Прентис, не задумываясь, двинулся назад. Быстро же кончился этот бой. Все длилось не больше пятидесяти секунд, но эти секунды стали самыми напряженными в жизни Прентиса. По-прежнему возбужденный, он дошел до впадины, где лежали те четверо. Он должен был держать себя в руках, хорошо подумать, сделать все правильно: отойти от кромки и двигаться по направлению к ним осторожно, не спуская с них глаз. Он ногой отшвырнул их ружья. Потом отступил назад, внимательно наблюдая, не подают ли они признаков жизни. Он увидел: у кого руки вытянуты, а у кого спрятаны. Таких было двое, и он прострелил им головы. Потом он на всякий случай выстрелил и в оставшихся.

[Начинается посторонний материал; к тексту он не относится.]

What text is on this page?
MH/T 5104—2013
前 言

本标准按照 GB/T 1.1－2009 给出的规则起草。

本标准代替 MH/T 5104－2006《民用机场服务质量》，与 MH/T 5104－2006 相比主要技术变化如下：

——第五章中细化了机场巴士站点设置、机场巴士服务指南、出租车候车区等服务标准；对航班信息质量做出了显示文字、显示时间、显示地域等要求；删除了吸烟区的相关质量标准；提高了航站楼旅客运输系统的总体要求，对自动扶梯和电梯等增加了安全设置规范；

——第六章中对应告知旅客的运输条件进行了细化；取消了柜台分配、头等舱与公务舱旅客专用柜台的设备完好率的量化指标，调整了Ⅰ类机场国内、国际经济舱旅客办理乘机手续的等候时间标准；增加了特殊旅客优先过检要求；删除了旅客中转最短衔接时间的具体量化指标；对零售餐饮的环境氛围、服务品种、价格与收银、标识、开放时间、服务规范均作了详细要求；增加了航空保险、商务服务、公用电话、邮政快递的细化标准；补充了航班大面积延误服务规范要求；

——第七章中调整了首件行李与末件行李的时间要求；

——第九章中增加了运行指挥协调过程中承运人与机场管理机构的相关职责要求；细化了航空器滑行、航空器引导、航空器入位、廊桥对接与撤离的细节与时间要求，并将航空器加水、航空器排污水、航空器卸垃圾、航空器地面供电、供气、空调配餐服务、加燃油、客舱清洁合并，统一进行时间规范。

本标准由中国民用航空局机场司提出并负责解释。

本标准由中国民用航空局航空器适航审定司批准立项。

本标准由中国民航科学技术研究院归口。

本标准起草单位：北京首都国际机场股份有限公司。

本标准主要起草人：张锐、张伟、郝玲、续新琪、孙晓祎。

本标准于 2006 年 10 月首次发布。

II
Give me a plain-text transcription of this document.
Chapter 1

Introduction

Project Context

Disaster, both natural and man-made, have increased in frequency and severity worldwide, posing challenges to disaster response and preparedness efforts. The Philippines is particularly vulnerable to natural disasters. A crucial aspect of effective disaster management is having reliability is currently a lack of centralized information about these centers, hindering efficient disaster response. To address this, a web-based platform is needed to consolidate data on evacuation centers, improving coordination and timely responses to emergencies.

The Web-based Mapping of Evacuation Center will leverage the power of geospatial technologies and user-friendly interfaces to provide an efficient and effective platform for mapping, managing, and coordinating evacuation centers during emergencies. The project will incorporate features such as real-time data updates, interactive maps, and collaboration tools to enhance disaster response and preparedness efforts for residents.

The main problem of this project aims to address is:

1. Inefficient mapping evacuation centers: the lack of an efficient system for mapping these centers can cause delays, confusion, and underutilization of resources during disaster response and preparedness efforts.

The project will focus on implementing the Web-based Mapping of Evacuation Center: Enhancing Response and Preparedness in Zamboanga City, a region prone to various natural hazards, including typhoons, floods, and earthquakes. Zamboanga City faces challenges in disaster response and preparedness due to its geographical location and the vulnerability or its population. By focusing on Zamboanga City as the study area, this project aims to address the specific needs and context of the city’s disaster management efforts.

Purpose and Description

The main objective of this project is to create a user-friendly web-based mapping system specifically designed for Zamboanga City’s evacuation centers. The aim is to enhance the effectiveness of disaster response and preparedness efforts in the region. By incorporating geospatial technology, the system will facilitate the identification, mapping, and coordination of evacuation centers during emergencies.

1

Удовлетворенный, он поплелся назад. В ущелье перестали стрелять. Люди стояли на краю и смотрели вниз, на него. Кто-то спускался к нему в лощину. Они окружили мертвые тела, смотрели на него, и он дотронулся до своей щеки. Щека горела. Он не понял, в чем дело. Потом до него дошло. Он находился справа от старика, и одна пуля рикошетом задела его. Он этого и не заметил. Ему было не до того. Он продолжал сидеть, потирал щеку, смотрел на тела, не зная, кого застрелил старик, а кого он сам — ему было совершенно все равно; он сидел, потирал щеку и смотрел, чувствуя теперь тошнотворный запах развороченных черепов и ран. Может быть, из-за возбуждения, может быть, из-за запаха, но внезапно он нагнул голову между колен, и его стало рвать. Его рвало и рвало, казалось, это никогда не закончится.
Глава 69
— Ты сделал неправильно.
— Черт возьми, вы правы. Господи, я прострелил головы всем четверым.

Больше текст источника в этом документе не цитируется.